The ingestion of foreign bodies is a frequent cause of consultation. Sometimes, swallowed objects can go unnoticed and be eliminated in the normal way, naturally, in the stool. But ingestion of a foreign body can, in other cases, cause various symptoms that are sometimes very serious. The symptoms observed are variable and depend essentially on the size of the foreign body ingested, its location and the time between ingestion and consultation.
Young dogs are often exposed. Terrier dogs also seem predisposed (Westie in particular).
In puppies and young dogs, it is essentially exploratory behavior that is at the origin of the ingestion of foreign bodies: any new object will be brought to the mouth and potentially ingested.
In hyperactive and destructive dogs, this complication can also occur when the animal bites an object and breaks it into several pieces.
A very “voracious” dog can throw himself on a bulky food (bone,…) or a foreign body, mistaking it for something edible.
Some elderly, senile dogs with cognitive impairment and / or depression may also start to ingest inedible objects.
Depending on the location, size and nature of the foreign body, the time between ingestion and consultation, the size and age of the animal, the severity of symptoms can vary greatly.
Gastrointestinal obstruction, partial or total may occur.
When a foreign body is stuck in the oral cavity, the symptoms may be as follows: chewing, salivation, inability to open the mouth or, conversely, to close it, presence of blood in the mouth, bad breath.
In the presence of a foreign body in the esophagus, the dog may make efforts to vomit or regurgitate, may hypersalivate and sometimes exhibit respiratory distress if the foreign body, large, exerts a compressive effect on the trachea (“pipe” located right next to the esophagus, which carries air to the lungs). The dog cannot, in general, eat.
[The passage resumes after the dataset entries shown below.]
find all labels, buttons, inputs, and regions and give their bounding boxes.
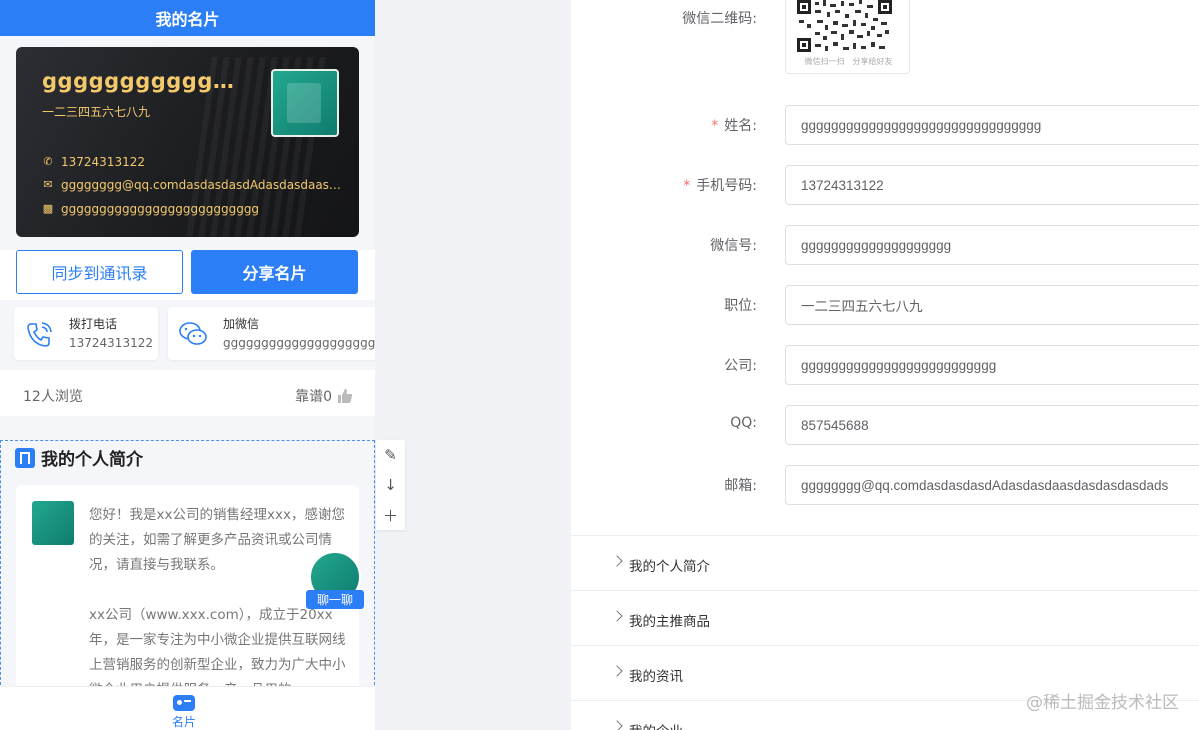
business-card-area: gggggggggggggggggggggggggggggggg 一二三四五六七… xyxy=(0,36,375,250)
section-gap xyxy=(0,416,375,440)
chevron-right-icon xyxy=(611,665,623,677)
card-name: gggggggggggggggggggggggggggggggg xyxy=(42,69,242,93)
wechat-id-label: 微信号: xyxy=(710,238,757,254)
form-row-position: 职位: 一二三四五六七八九 xyxy=(571,285,1199,325)
position-input[interactable]: 一二三四五六七八九 xyxy=(785,285,1199,325)
wechat-value: gggggggggggggggggggg xyxy=(223,336,375,350)
section-toolbar: ✎ ↓ ＋ xyxy=(376,440,405,530)
wechat-label: 加微信 xyxy=(223,317,260,331)
chat-button[interactable]: 聊一聊 xyxy=(306,548,364,612)
building-icon: ▩ xyxy=(42,202,54,215)
form-row-mobile: * 手机号码: 13724313122 xyxy=(571,165,1199,205)
intro-heading: 我的个人简介 xyxy=(15,445,143,470)
phone-call-icon xyxy=(27,322,52,347)
like-button[interactable]: 靠谱0 xyxy=(295,386,353,406)
call-label: 拨打电话 xyxy=(69,317,118,331)
card-position: 一二三四五六七八九 xyxy=(42,105,151,119)
chevron-right-icon xyxy=(611,610,623,622)
qr-uploader[interactable]: 微信扫一扫 分享给好友 xyxy=(785,0,910,74)
qq-input[interactable]: 857545688 xyxy=(785,405,1199,445)
form-row-wechat: 微信号: gggggggggggggggggggg xyxy=(571,225,1199,265)
collapse-products[interactable]: 我的主推商品 xyxy=(571,590,1199,645)
card-company: gggggggggggggggggggggggggg xyxy=(61,202,260,216)
collapse-products-title: 我的主推商品 xyxy=(629,614,710,630)
form-row-qq: QQ: 857545688 xyxy=(571,405,1199,445)
card-email: gggggggg@qq.comdasdasdasdAdasdasdaasdasd… xyxy=(61,178,342,192)
like-count: 靠谱0 xyxy=(295,389,332,405)
name-label: * 姓名: xyxy=(711,118,757,134)
view-count: 12人浏览 xyxy=(23,389,83,405)
email-label: 邮箱: xyxy=(724,478,757,494)
arrow-down-icon[interactable]: ↓ xyxy=(376,470,405,500)
stats-row: 12人浏览 靠谱0 xyxy=(0,372,375,416)
intro-title: 我的个人简介 xyxy=(41,450,143,470)
bottom-tabbar: 名片 xyxy=(0,686,375,730)
call-value: 13724313122 xyxy=(69,336,153,350)
qr-code-image xyxy=(797,0,892,52)
card-email-row: ✉ gggggggg@qq.comdasdasdasdAdasdasdaasda… xyxy=(42,178,342,192)
card-phone-row: ✆ 13724313122 xyxy=(42,155,342,169)
card-phone: 13724313122 xyxy=(61,155,145,169)
intro-icon xyxy=(15,447,35,468)
card-edit-form: 微信二维码: 微信扫一扫 分享给好友 * 姓名: gggggggggggggggg… xyxy=(571,0,1199,730)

When the foreign body gets stuck in the stomach, the symptoms can sometimes be very crude. Given the large size of the stomach pouch, only a few rare vomiting can be noted and the dog can continue to feed. When the foreign body is less well tolerated (large object or blunt surface, small dog, etc.), acute vomiting is present. Traces of blood may be present.
During intestinal foreign body, the symptoms are often more important, in particular when the object is blocked in the first part of the intestine: the vomiting is often marked, associated with a depression of the dog. The dog can be very dehydrated from vomiting. He has a tendency to have a tense abdomen, can put himself in a “prior” position (hindquarters raised and forelegs lowered), wanting to stay upright or having difficulty finding his place and lying down. If the obstruction is in the second part of the intestine (at the level of the colon), vomiting, diarrhea (possibly with traces of blood) or constipation may be present.
Any foreign body can be associated with a digestive perforation: in this context, the symptoms are often very marked (depression, fever, abdominal pain, possible breathing difficulties, etc.).
In some cases, an animal can ingest a foreign body which will then implant itself in the respiratory tract (trachea, bronchi) instead of going into the digestive tract: in this context, respiratory disorders (cough, shortness of breath, etc.) are objectified.
Sometimes, finally, digestive foreign bodies can be regurgitated or vomited, and, instead of being eliminated through the mouth, they get stuck in the nasopharynx, the anatomical area just behind the nasal cavities: snoring, sneezing and sneezing. nasal discharge is then present. Most often, blades of grass get stuck in this area.
The diagnostic approach first requires a precise general clinical examination of your animal. Careful examination of the oral cavity, palpation of the neck and abdomen, and a digital rectal examination can sometimes be sufficient to reveal a foreign body.
Secondly, chest or abdominal x-rays can be taken and are often an essential additional examination. If the foreign body is radio visible (bone, metallic foreign body), the foreign body can be directly objectified; if this is not the case, it is not directly visible but indirect signs can sometimes direct the veterinarian towards this diagnostic hypothesis.
Other additional exams may be offered to you:
- an abdominal or chest ultrasound
- blood tests to assess complications following vomiting
- an endoscopy of the digestive or respiratory tract *
- a scanner, more rarely *
Some exams (those marked *) require general anesthesia.
Depending on the severity of the symptoms and the dog’s condition, hospitalization and an infusion are often necessary. Digestive dressings also.
To remove the foreign body, several treatments are possible. It essentially depends on the location and any complications:
- simple anesthesia to remove a foreign body deep in the mouth.
- endoscopic / fibroscopic examination under anesthesia to remove the foreign body by natural means.
- thoracic or abdominal surgery and incision of the digestive tract. In more severe cases, digestive tract necrosis may require the removal of a portion of the animal’s digestive tract. The use of analgesics and antibiotics is associated with these treatments.
The ingestion of foreign bodies is a frequent reason for consultation which can very often require surgical management. The earlier the visit to a veterinarian, the faster the diagnosis, and the better the prognosis for your animal after treatment.